Baitamwine v Mukwano Industries (U) Ltd (Miscellaneous Appeal No. 20 of 2014) [2015] UGHCCD 210 (15 October 2015)




MISC. APPEAL NO. 020 OF 2014

BAITAMWINE FREDA :::::::::::::::::::::::::::::::::::::::: APPLICANT





This is a taxation appeal, filed by way of Chamber Summons under Section 98 of the Civil Procedure Act and Section 3(b) of the Judicature Act and Order 41 rules 1(a) and 9 of the Civil Procedure Rules for orders that;

  1. The ruling and order of the registrar taxing master in Misc. Application No.197 of 2010 be set aside.

  2. The advocate-clients bill of costs be declared null and void.

  3. Costs of the application be provided for.

The applicant Baitamwine Freda is represented by M/S Walusimbi & Co. Advocates. The grounds upon which this application is premised are contained in the affidavit of the applicant but briefly are that;

  1. An advocate- client bill of costs as filed by Baziregedde & Co. Advocates was taxed and allowed in the sum of 8,638,000/-

  2. The registrar erred in law and fact when he entertained and proceeded with taxation of the bill of costs that was in contravention of the Advocates (Remuneration And Taxation of Costs) Rules, Statutory Instrument 127-4.

  3. The taxing master erred in law and fact when he proceeded with the taxation of the advocates-client bill of costs yet the same was defective on the face of it and in material substance.

  4. The taxing master erred in law and fact in awarding the said taxed costs of 8,680,000/= from a defective advocate client bill of costs.

  5. The said bill of costs cannot by its nature be enforced against a client for want of form and materiality.

  6. It is in the interest of justice that this appeal be allowed.

The applicant further deponed that the defects in the bill of costs are inter alia as follows;

(a) The bill sought to tax matters that occurred in courts of different hierarchy and jurisdiction before the registrar ie. Matters of the High Court and those of the Magistrate’s Court combined.

(b) The bill did not make the advocate intending to benefit from the taxed costs a party to the said bill of costs hence making its enforceability, void abnitio

In his affidavit in reply, the respondent justified his advocate-client bill of costs which was taxed by consent that it is not true that the bill was not taxed in accordance with the law but that even if this was true, the applicant has not stated the law that was broken and how she was prejudiced. That in the interest of justice, this application be dismissed because the respondent had personally conducted the applicant’s case for six years

I have considered this appeal and the submissions by learned counsel for the applicant and the only one who filed his submissions. I am in agreement with him that the learned taxing master erred in law when he entertained and proceeded to tax the advocate-client bill of costs which did not make the advocate intending to benefit from the bill of costs a party to the same thus making its enforceability impracticable. He also erred when he taxed a bill containing both the costs of the Magistrates’ Court and High Court.

The advocate-client bill of costs is in the name of the parties to the pending suit, i.e Baitamwine Freda Vs Mukwano Industries Uganda Limited, High Court Civil Suit NO 268 of 2008.

It is trite that under Section 60(1) of the Advocates Act Cap 67 that every application for an order of taxation of an advocates bill or for delivery of such a bill and delivery of any deeds, documents and papers by an advocate shall be in the name of that advocate.

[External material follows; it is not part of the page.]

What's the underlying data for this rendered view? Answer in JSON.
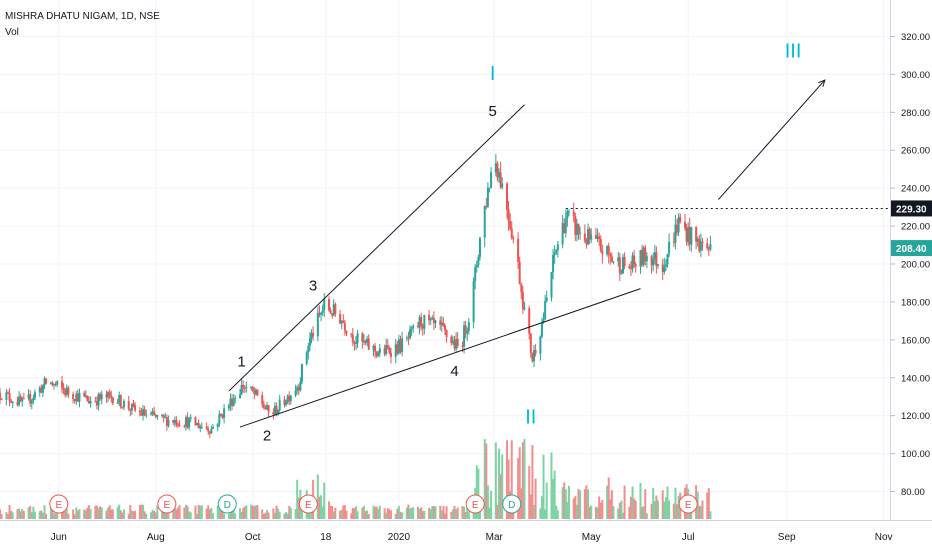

It was held in the case of Joseph B. Byamugisha t/a J.B Byamugisha Advocates Vs N S S F, Civil Reference 1912 inter alia that;

The advocate-client bill of costs is always between the advocates and the client of that advocate. It relates to costs that a party has to pay to the lawyer for legal services rendered whether in respect to proceedings in court of law or for some other transactions outside the court of law.

The bill that was presented in this case was in actual fact a party to party bill of costs and not an advocate-client bill of costs because it was presented in the names of the litigating parties to a suit which is pending disposal.

I will therefore make a finding that the taxing master erred in law when he entertained the said bill of costs that was deffective, illegal and barred in law. I will therefore set aside the ruling arising from the same and strike the bill off the record.

Secondly, in the instant case, the provisions of Section 57(2)(b) of the Advocates Act was not followed. The bill was served on the advocate instead of the client personally. The said law provides that the bill must be delivered to the party charged with it either personally or by being sent to him or her by registered post or left for him or her at his/her place of business, dwelling house or last known place of aboard. The law further provides that where the bill is proved to have been delivered in compliance with the requirements above, it shall be necessary in the first instances for an advocate to prove the contents of the bill. This omission is a further confirmation that the taxing officer entertained a bill of costs that was improperly before court for being defective and in violation of the law.

Consequently I will allow this taxation appeal with costs.